Please see Essential revisions number 4 for our response regarding NTN1 expression in the cell lines. In addition, we performed immunohistochemistry for cleaved-caspase3, a marker of apoptosis but found very little apoptosis occurring in our cultures, and no difference in expression was observed between groups. We have included this new data in Supplementary figure 7I, addressed this in the text on page 18, and updated the methods (page 28), supplementary table 1 and raw data file to reflect this addition.

Reviewer #2:

This paper is the second in a series of landmark studies from the Richards lab that re-assess the molecular and cellular mechanisms that permit the corpus callosum (CC) to cross the interhemispheric midline in the telencephalon. The Richards lab previously showed key role for a specialized population of fetal astrocytes, the midline zipper glia (MZG), establishing this substrate when the MZG migrate into the interhemispheric fissure (IHF), intercalate with one another and degrade the intervening leptomeninges. In this manuscript, the authors now assess the requirement for the Ntn1/Dcc pathway in remodeling the IHF. In an elegant series of experiments, they shown that Ntn1/Dcc regulate the migration pathway of the MZG, potentially by directly controlling cytoskeletal dynamics. This mechanism is conserved between humans and rodents; the authors show that Dcc mutations that cause CC dysgenesis in humans, cause striking changes in the morphology of astroglial-like cells, consistent with the regulation of MZG migration. Thus, Dcc appears to have two roles first, remodeling the MGZ and then guiding CC axons towards the telencephalic midline. Together, these studies continue the overgoing re-evaluation of the role of netrin1/Dcc in establishing neural circuitry, and shed further understanding on a fascinating and beautiful piece of biology.

This is a very beautiful manuscript, the authors are to be congratulated for the very high quality of their images, and detailed quantifications. Would that all studies were so thorough! These studies will be of great interest to the developmental neuroscience research and clinical communities. I strongly support publication.

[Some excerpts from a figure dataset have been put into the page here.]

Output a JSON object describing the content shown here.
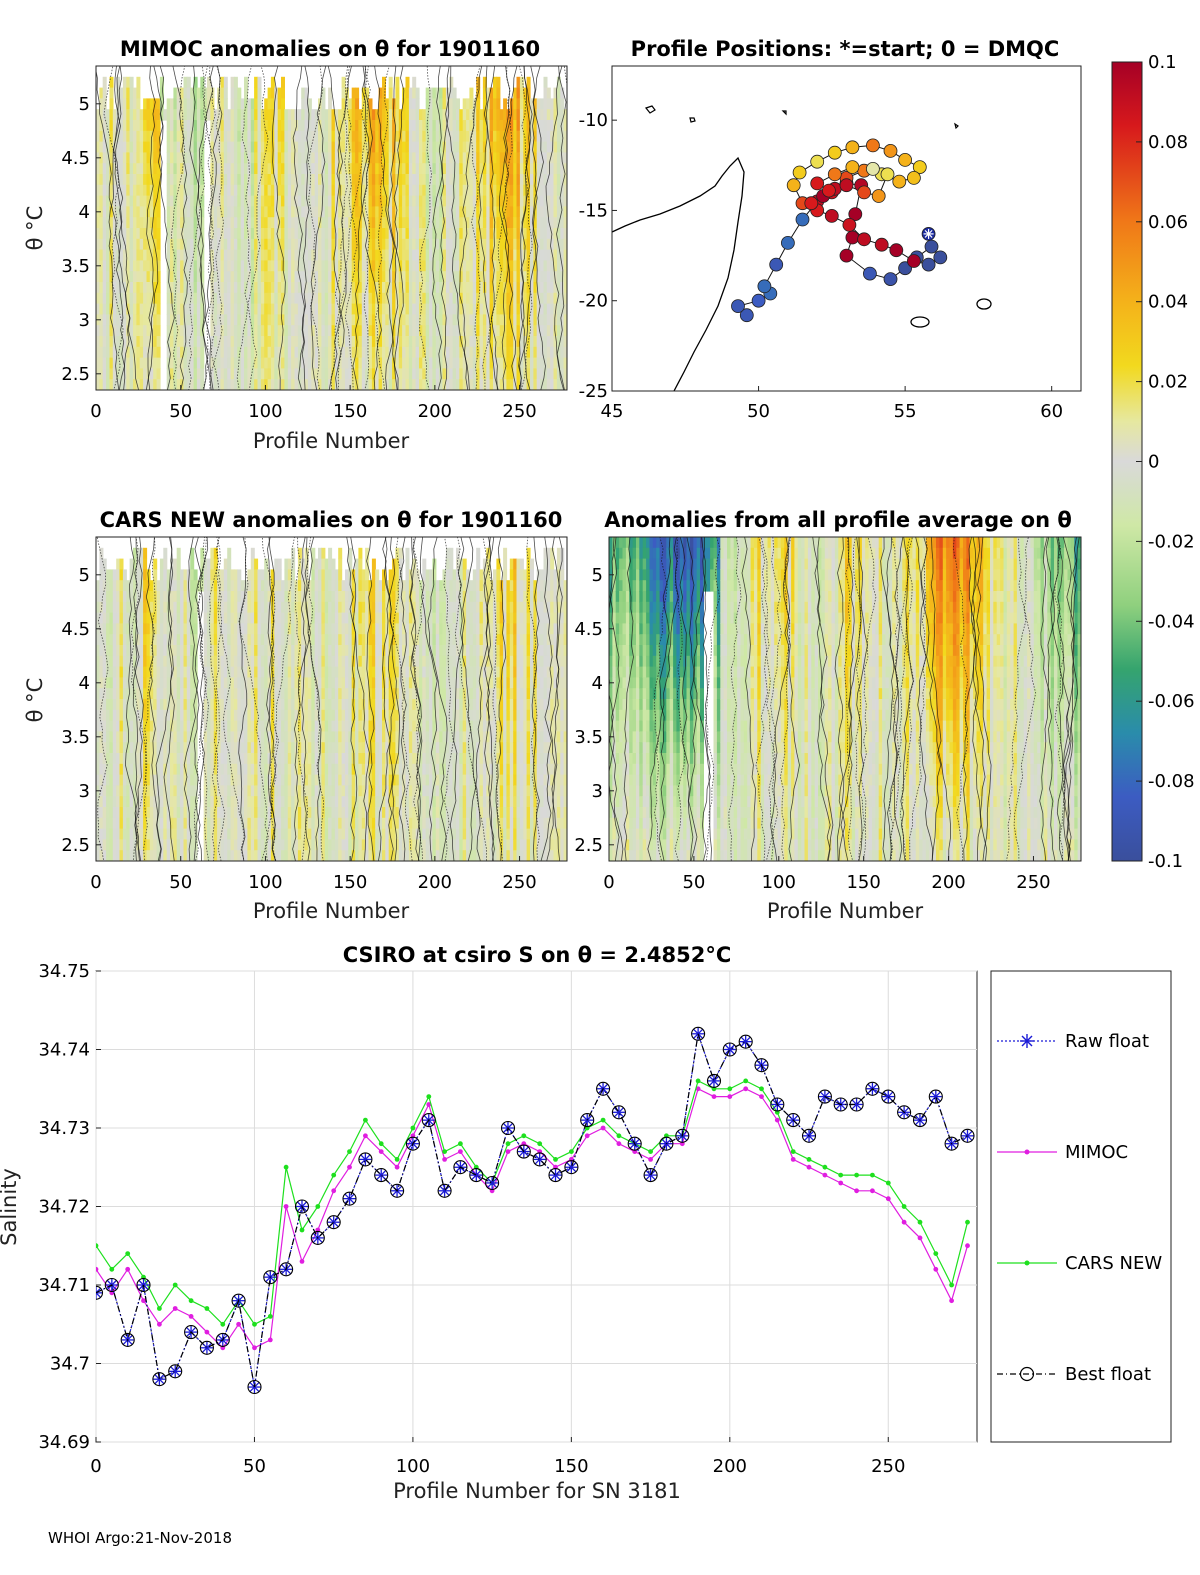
{
  "footer": "WHOI Argo:21-Nov-2018",
  "chart_data": [
    {
      "id": "mimoc",
      "type": "heatmap",
      "title": "MIMOC anomalies on θ  for 1901160",
      "xlabel": "Profile Number",
      "ylabel": "θ °C",
      "xlim": [
        0,
        278
      ],
      "ylim": [
        2.35,
        5.35
      ],
      "xticks": [
        "0",
        "50",
        "100",
        "150",
        "200",
        "250"
      ],
      "yticks": [
        "2.5",
        "3",
        "3.5",
        "4",
        "4.5",
        "5"
      ],
      "anomaly_by_profile_band": [
        0.005,
        0.01,
        -0.005,
        0.03,
        -0.01,
        0.0,
        -0.02,
        0.015,
        0.0,
        -0.01,
        0.01,
        0.02,
        0.005,
        -0.01,
        0.0,
        0.015,
        0.03,
        0.04,
        0.035,
        0.02,
        0.0,
        -0.01,
        0.0,
        0.01,
        0.02,
        0.035,
        0.04,
        0.025,
        0.005,
        0.0
      ]
    },
    {
      "id": "positions",
      "type": "scatter",
      "title": "Profile Positions: *=start; 0 = DMQC",
      "xlim": [
        45,
        61
      ],
      "ylim": [
        -25,
        -7
      ],
      "xticks": [
        "45",
        "50",
        "55",
        "60"
      ],
      "yticks": [
        "-10",
        "-15",
        "-20",
        "-25"
      ],
      "x": [
        49.6,
        49.3,
        50.0,
        50.4,
        50.2,
        50.6,
        51.0,
        51.5,
        52.0,
        52.5,
        53.0,
        53.5,
        53.3,
        53.2,
        53.0,
        53.8,
        54.5,
        55.0,
        55.4,
        55.9,
        56.2,
        55.8,
        55.3,
        54.7,
        54.2,
        53.6,
        53.1,
        52.5,
        52.0,
        51.5,
        51.2,
        51.4,
        52.0,
        52.6,
        53.2,
        53.9,
        54.5,
        55.0,
        55.5,
        55.3,
        54.8,
        54.2,
        53.6,
        53.0,
        52.6,
        52.2,
        51.8,
        52.4,
        53.0,
        53.6,
        54.1,
        54.4,
        53.9,
        53.2,
        52.6,
        52.0
      ],
      "y": [
        -20.8,
        -20.3,
        -20.0,
        -19.6,
        -19.2,
        -18.0,
        -16.8,
        -15.5,
        -14.5,
        -14.0,
        -13.5,
        -13.6,
        -15.2,
        -16.5,
        -17.5,
        -18.5,
        -18.8,
        -18.2,
        -17.6,
        -17.0,
        -17.6,
        -18.0,
        -17.8,
        -17.2,
        -16.9,
        -16.6,
        -15.8,
        -15.3,
        -15.0,
        -14.6,
        -13.6,
        -12.9,
        -12.3,
        -11.8,
        -11.5,
        -11.4,
        -11.7,
        -12.2,
        -12.6,
        -13.2,
        -13.4,
        -13.0,
        -12.8,
        -13.2,
        -13.8,
        -14.2,
        -14.6,
        -13.9,
        -13.6,
        -14.0,
        -14.2,
        -13.0,
        -12.7,
        -12.6,
        -13.0,
        -13.5
      ],
      "anomaly": [
        -0.09,
        -0.09,
        -0.085,
        -0.08,
        -0.08,
        -0.09,
        -0.08,
        -0.08,
        0.09,
        0.085,
        0.09,
        0.095,
        0.1,
        0.1,
        0.1,
        -0.09,
        -0.095,
        -0.1,
        -0.1,
        -0.1,
        -0.1,
        -0.1,
        0.1,
        0.1,
        0.09,
        0.09,
        0.085,
        0.09,
        0.08,
        0.07,
        0.04,
        0.03,
        0.02,
        0.03,
        0.04,
        0.06,
        0.05,
        0.04,
        0.03,
        0.035,
        0.04,
        0.02,
        0.06,
        0.07,
        0.09,
        0.1,
        0.08,
        0.08,
        0.09,
        0.07,
        0.05,
        0.02,
        0.01,
        0.04,
        0.06,
        0.08
      ],
      "start": [
        55.8,
        -16.3
      ]
    },
    {
      "id": "colorbar",
      "type": "colorbar",
      "ticks": [
        "0.1",
        "0.08",
        "0.06",
        "0.04",
        "0.02",
        "0",
        "-0.02",
        "-0.04",
        "-0.06",
        "-0.08",
        "-0.1"
      ],
      "range": [
        -0.1,
        0.1
      ]
    },
    {
      "id": "cars",
      "type": "heatmap",
      "title": "CARS NEW anomalies on θ for 1901160",
      "xlabel": "Profile Number",
      "ylabel": "θ °C",
      "xlim": [
        0,
        278
      ],
      "ylim": [
        2.35,
        5.35
      ],
      "xticks": [
        "0",
        "50",
        "100",
        "150",
        "200",
        "250"
      ],
      "yticks": [
        "2.5",
        "3",
        "3.5",
        "4",
        "4.5",
        "5"
      ],
      "anomaly_by_profile_band": [
        -0.005,
        0.005,
        -0.01,
        0.02,
        -0.015,
        0.0,
        -0.02,
        0.01,
        0.0,
        -0.005,
        0.005,
        0.01,
        0.0,
        -0.01,
        0.0,
        0.005,
        0.01,
        0.02,
        0.015,
        0.005,
        0.0,
        -0.01,
        0.0,
        0.005,
        0.01,
        0.02,
        0.025,
        0.01,
        0.0,
        -0.005
      ]
    },
    {
      "id": "allavg",
      "type": "heatmap",
      "title": "Anomalies from all profile average on θ",
      "xlabel": "Profile Number",
      "xlim": [
        0,
        278
      ],
      "ylim": [
        2.35,
        5.35
      ],
      "xticks": [
        "0",
        "50",
        "100",
        "150",
        "200",
        "250"
      ],
      "yticks": [
        "2.5",
        "3",
        "3.5",
        "4",
        "4.5",
        "5"
      ],
      "anomaly_by_profile_band": [
        -0.05,
        -0.05,
        -0.07,
        -0.08,
        -0.09,
        -0.09,
        -0.06,
        -0.01,
        0.0,
        0.015,
        0.02,
        0.02,
        0.0,
        -0.005,
        0.005,
        0.02,
        0.01,
        0.0,
        0.01,
        0.02,
        0.045,
        0.055,
        0.05,
        0.035,
        0.01,
        0.0,
        -0.01,
        -0.03,
        -0.04,
        -0.05
      ]
    },
    {
      "id": "salinity",
      "type": "line",
      "title": "CSIRO at csiro S on θ = 2.4852°C",
      "xlabel": "Profile Number for SN 3181",
      "ylabel": "Salinity",
      "xlim": [
        0,
        278
      ],
      "ylim": [
        34.69,
        34.75
      ],
      "xticks": [
        "0",
        "50",
        "100",
        "150",
        "200",
        "250"
      ],
      "yticks": [
        "34.69",
        "34.7",
        "34.71",
        "34.72",
        "34.73",
        "34.74",
        "34.75"
      ],
      "x": [
        0,
        5,
        10,
        15,
        20,
        25,
        30,
        35,
        40,
        45,
        50,
        55,
        60,
        65,
        70,
        75,
        80,
        85,
        90,
        95,
        100,
        105,
        110,
        115,
        120,
        125,
        130,
        135,
        140,
        145,
        150,
        155,
        160,
        165,
        170,
        175,
        180,
        185,
        190,
        195,
        200,
        205,
        210,
        215,
        220,
        225,
        230,
        235,
        240,
        245,
        250,
        255,
        260,
        265,
        270,
        275
      ],
      "series": [
        {
          "name": "Raw float",
          "color": "#1a1ad6",
          "values": [
            34.709,
            34.71,
            34.703,
            34.71,
            34.698,
            34.699,
            34.704,
            34.702,
            34.703,
            34.708,
            34.697,
            34.711,
            34.712,
            34.72,
            34.716,
            34.718,
            34.721,
            34.726,
            34.724,
            34.722,
            34.728,
            34.731,
            34.722,
            34.725,
            34.724,
            34.723,
            34.73,
            34.727,
            34.726,
            34.724,
            34.725,
            34.731,
            34.735,
            34.732,
            34.728,
            34.724,
            34.728,
            34.729,
            34.742,
            34.736,
            34.74,
            34.741,
            34.738,
            34.733,
            34.731,
            34.729,
            34.734,
            34.733,
            34.733,
            34.735,
            34.734,
            34.732,
            34.731,
            34.734,
            34.728,
            34.729
          ]
        },
        {
          "name": "MIMOC",
          "color": "#e01ee0",
          "values": [
            34.712,
            34.709,
            34.712,
            34.708,
            34.705,
            34.707,
            34.706,
            34.704,
            34.702,
            34.705,
            34.702,
            34.703,
            34.72,
            34.713,
            34.717,
            34.722,
            34.725,
            34.729,
            34.727,
            34.725,
            34.729,
            34.733,
            34.726,
            34.727,
            34.724,
            34.722,
            34.727,
            34.728,
            34.727,
            34.725,
            34.726,
            34.729,
            34.73,
            34.728,
            34.727,
            34.726,
            34.728,
            34.728,
            34.735,
            34.734,
            34.734,
            34.735,
            34.734,
            34.731,
            34.726,
            34.725,
            34.724,
            34.723,
            34.722,
            34.722,
            34.721,
            34.718,
            34.716,
            34.712,
            34.708,
            34.715
          ]
        },
        {
          "name": "CARS NEW",
          "color": "#1ee01e",
          "values": [
            34.715,
            34.712,
            34.714,
            34.711,
            34.707,
            34.71,
            34.708,
            34.707,
            34.705,
            34.708,
            34.705,
            34.706,
            34.725,
            34.717,
            34.72,
            34.724,
            34.727,
            34.731,
            34.728,
            34.726,
            34.73,
            34.734,
            34.727,
            34.728,
            34.725,
            34.723,
            34.728,
            34.729,
            34.728,
            34.726,
            34.727,
            34.73,
            34.731,
            34.729,
            34.728,
            34.727,
            34.729,
            34.729,
            34.736,
            34.735,
            34.735,
            34.736,
            34.735,
            34.732,
            34.727,
            34.726,
            34.725,
            34.724,
            34.724,
            34.724,
            34.723,
            34.72,
            34.718,
            34.714,
            34.71,
            34.718
          ]
        },
        {
          "name": "Best float",
          "color": "#000000",
          "values": [
            34.709,
            34.71,
            34.703,
            34.71,
            34.698,
            34.699,
            34.704,
            34.702,
            34.703,
            34.708,
            34.697,
            34.711,
            34.712,
            34.72,
            34.716,
            34.718,
            34.721,
            34.726,
            34.724,
            34.722,
            34.728,
            34.731,
            34.722,
            34.725,
            34.724,
            34.723,
            34.73,
            34.727,
            34.726,
            34.724,
            34.725,
            34.731,
            34.735,
            34.732,
            34.728,
            34.724,
            34.728,
            34.729,
            34.742,
            34.736,
            34.74,
            34.741,
            34.738,
            34.733,
            34.731,
            34.729,
            34.734,
            34.733,
            34.733,
            34.735,
            34.734,
            34.732,
            34.731,
            34.734,
            34.728,
            34.729
          ]
        }
      ]
    }
  ]
}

The authors should be congratulated by including what was clearly a difficult conditional analysis to assess whether Dcc is required in the callosal axons, or in the MZG radial fibers. This analysis was confounded (a) by the low efficiency of the shRNA to knock down Dcc and (b) the mosaic nature of Emx::cre line, which appears to be variably expressing cre in both callosal neurons and MZG, given that TDT/Dcc are present in both axons (Figure 5B), and the MZG (Figure 5O) in the less severely affected animals.

As currently presented, however, the analysis (sadly) does not greatly add to the paper, since technical issues beyond the authors' control, have made it difficult to assess specifically where Dcc is required with much confidence. Would the authors could consider removing the shRNA approach from the manuscript, and re-focusing the cKO data on a description of a Dcc phenotypic series? This analysis might fit better with the initial description of lack of interhemispheric remodeling observed in Dcc/Ntn mutant mice, and how they relates to (variable?) phenotypes observed in patients.

Please see Essential revisions number 1 for our full response. The Results section entitled, ‘Variable DCC knockdown during midline development causes a spectrum of callosal phenotypes’, has been revised (page 14-18) to reduce the focus on cell autonomy. The text describing the shRNA approaches has been reduced considerably, shifting the focus to the cKO data as both reviewers suggested.